Мудрецкий ухватился за торчащий под пулеметом маховик с длинной шершавой рукояткой, придавил обтянутую черной резинкой кнопку. Над головами химиков коротко грохнуло, болтающаяся лента дернулась вверх, как подсеченная рыба. Две гильзы весело поскакали искать себе укромное местечко в боевом отделении.
– Я тоже знаю, – сообщил лейтенант побледневшему Валетову. – Приводи в порядок пулемет, сейчас еще и приборы проверять будем, они вроде бы тоже за тобой числятся?
– А приборы-то нам здесь зачем? – совершенно искренне удивился Фрол. – Вроде не на учениях, газы тут никто тоже не применяет…
– А чтобы работали! Басай не первый год грозится чего-нибудь сварить или купить и на русских опробовать – не знаешь, что ли? Вот привезут ему зарин-зоман, который Саддам Хусейн от американцев заначил, что тогда делать будешь? Носом определять? – Мудрецкий постучал по зеленому ящику газоанализатора. – Забыл, как вы чуть с перепугу не померли, когда эта штука сработала? А тут дерьмо может похуже быть! Вот сейчас включу – будет оно в боевой готовности?

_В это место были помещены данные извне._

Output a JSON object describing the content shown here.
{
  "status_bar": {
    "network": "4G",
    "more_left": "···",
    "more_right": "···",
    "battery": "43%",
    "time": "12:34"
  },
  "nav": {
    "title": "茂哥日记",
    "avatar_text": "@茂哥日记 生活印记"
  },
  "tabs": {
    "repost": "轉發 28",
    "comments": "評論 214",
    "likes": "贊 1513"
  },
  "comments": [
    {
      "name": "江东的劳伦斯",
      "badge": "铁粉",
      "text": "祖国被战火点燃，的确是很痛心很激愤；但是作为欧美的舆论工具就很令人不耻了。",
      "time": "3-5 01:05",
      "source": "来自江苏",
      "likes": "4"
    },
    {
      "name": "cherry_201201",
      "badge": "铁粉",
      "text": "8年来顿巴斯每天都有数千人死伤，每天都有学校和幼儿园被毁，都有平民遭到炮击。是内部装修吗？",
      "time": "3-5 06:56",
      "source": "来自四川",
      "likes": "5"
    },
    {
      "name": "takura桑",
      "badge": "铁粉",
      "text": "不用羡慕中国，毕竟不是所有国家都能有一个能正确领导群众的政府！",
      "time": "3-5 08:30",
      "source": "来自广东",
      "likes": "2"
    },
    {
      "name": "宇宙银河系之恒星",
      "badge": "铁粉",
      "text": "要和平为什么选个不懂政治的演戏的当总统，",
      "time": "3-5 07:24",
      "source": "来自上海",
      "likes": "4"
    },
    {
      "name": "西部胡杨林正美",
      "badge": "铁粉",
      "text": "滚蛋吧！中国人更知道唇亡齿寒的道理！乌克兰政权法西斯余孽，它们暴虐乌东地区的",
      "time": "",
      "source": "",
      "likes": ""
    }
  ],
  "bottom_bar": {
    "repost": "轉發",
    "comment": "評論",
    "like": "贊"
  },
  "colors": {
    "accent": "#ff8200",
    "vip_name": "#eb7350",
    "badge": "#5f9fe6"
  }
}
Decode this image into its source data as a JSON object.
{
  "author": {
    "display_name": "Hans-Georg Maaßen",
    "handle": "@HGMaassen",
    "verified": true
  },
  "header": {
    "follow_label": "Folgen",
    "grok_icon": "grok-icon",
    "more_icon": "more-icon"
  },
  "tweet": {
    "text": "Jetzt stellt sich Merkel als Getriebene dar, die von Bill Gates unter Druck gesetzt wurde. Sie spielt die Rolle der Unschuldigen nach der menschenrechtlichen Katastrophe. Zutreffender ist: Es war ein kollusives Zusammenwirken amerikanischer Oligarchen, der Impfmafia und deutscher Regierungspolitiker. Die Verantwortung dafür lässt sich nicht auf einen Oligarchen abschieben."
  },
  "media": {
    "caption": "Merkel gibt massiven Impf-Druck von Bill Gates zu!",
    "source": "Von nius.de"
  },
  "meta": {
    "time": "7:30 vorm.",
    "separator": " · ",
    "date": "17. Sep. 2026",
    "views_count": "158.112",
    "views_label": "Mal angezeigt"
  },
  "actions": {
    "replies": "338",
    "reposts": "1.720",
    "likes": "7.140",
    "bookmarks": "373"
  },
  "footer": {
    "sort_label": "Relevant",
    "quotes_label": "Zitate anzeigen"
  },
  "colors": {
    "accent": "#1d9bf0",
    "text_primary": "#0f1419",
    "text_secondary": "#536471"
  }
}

– Должно быть, товарищ лейтенант! – Голос Валетова предательски дрогнул. – Я, правда, не знаю, может, там чего-нибудь не настроено или высохло чего… Там же вроде какие-то реактивы заливаются, нет?
– Заливаются конечно же. Там специальные такие баночки, и крышечки у них на резьбе. Не заглядывал, что ли, ни разу? – Голос Мудрецкого стал ласковым, словно у папаши, встречающего из школы сына-отличника. – Ну, загляни, проверь, все ли на месте…
– Товарищ лейтенант, я больше не буду!!! – в ужасе заорал Фрол, глядя на шарящего за пазухой командира. После приезда в Чечню лейтенантский «макаров» в кобуре на поясе не был ни разу, это знали все. – Товарищ лейтенант, это я в первый раз, ну бес попутал! И только за свои, ничего казенного я без вас не загонял, вот клянусь! Зуб даю!
– Зуб я у тебя и сам возьму, если надо, – пообещал Мудрецкий. – Даже без стоматолога. А что первый раз – это ты, боец, следователю расскажи, если придется. Я с тобой, раздолбаем, почти полтора года служу, и от каких радостей ты в армию сбежал, тоже знаю… Опять за старое? Резинкин, осторожнее по лесу-то, на обочину не вываливайся! Наедем на железку – взлетим к чертовой матери!
– Она под землей, а не на небесах, товарищ лейтенант, – процедил Витек сквозь зубы. Руль вырывался и дергался, дорога прыгала в небольшом лобовом стекле. Хорошо еще, что «реснички» прикрывали от дождя. А еще лучше, что их не пришлось закрывать и высматривать через мокрые перископы, где там обочины и где деревья. – Так что к ангелам улетим.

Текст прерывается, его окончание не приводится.